A few weeks ago I received the 2022 update to the “Christmas Cookie Inflation Index” from a national community development organization.

Charles Marohn, founder of non-profit Strong Towns, spends time each year making Christmas cookies. For several years he has tracked the increasing price of cookie ingredients.

He provides a chart of his cookie ingredients and costs back to 2019. The chart shows a 12% increase in the cost of making his cookies compared to last year, but a 29% increase since 2019.

Granted, his chart is a snapshot of costs where he lives. Our ingredient costs here in western Greene County might have gone up more, or less.

That last number is interesting since the official government estimate is of 17% inflation since 2019. Either way, I think anyone who goes to the grocery store and buys food knows their shopping cart is holding less for a lot more money.

Marohn’s basket of cookie-baking ingredients in 2019 cost $49.94. If those ingredients rose by just the official inflation rate, they would cost $58.62, a hefty increase.

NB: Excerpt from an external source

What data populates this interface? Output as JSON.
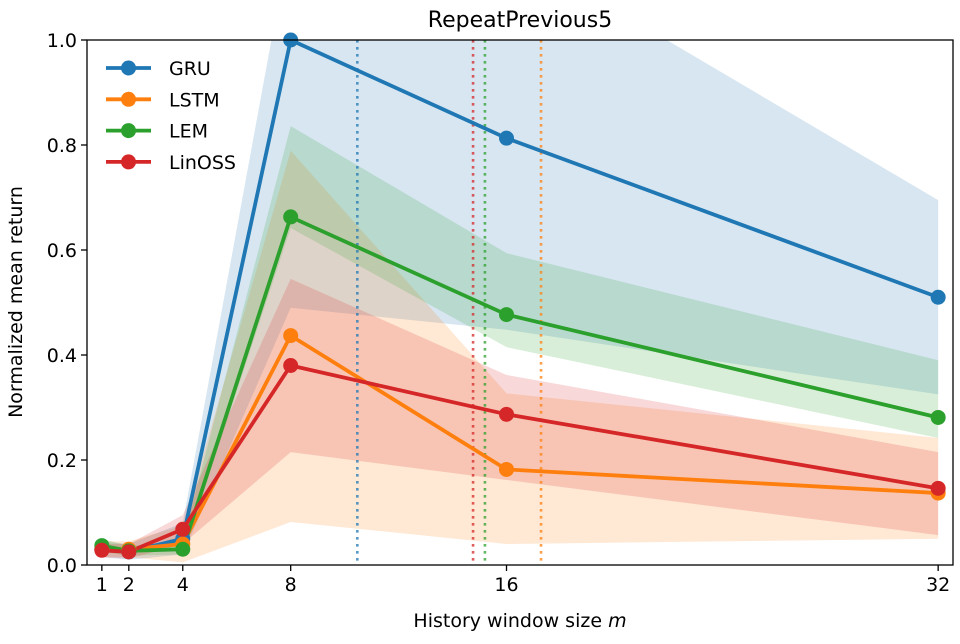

Instead, that same basket of ingredients costs $64.48. 

He notes in his article that he got these same baking ingredients from the same shelves, in the same store, in the same neighborhood that he has for decades. 

An economy in the grips of inflation is disorienting, like being on a treadmill that slowly and secretly gets faster and steeper. 

Although your costs have gone up, this is not the year to stop making cookies for the neighbors.

Reach out to your neighbors with a plate of goodies, a song in your heart, a smile on your face, and help make this season kind, bright, tasty and neighborly!

If cookies are not your styl,e there is still time for a simple gesture that lifts up a neighbor or makes your community a place we love. How about one of these ideas?

  • Set up an outdoor picture-taking event for kids.
  • Bring out a fire pit in your front yard to roast marshmallows or make s'mores. 
  • Find a tree or evergreen in the neighborhood that could be a joint decorating event - complete with hot chocolate and music
  • Invite your neighbors over for a holiday open house or Christmas tea.
  • Use the element of surprise with a gift or act of service that would bless your neighbors.
  • Know parents who could use a night out?  Offer to babysit a neighbor’s child for free.
  • Go caroling and give a homemade card to your neighbors.
  • How about a neighborhood Christmas potluck for neighbors?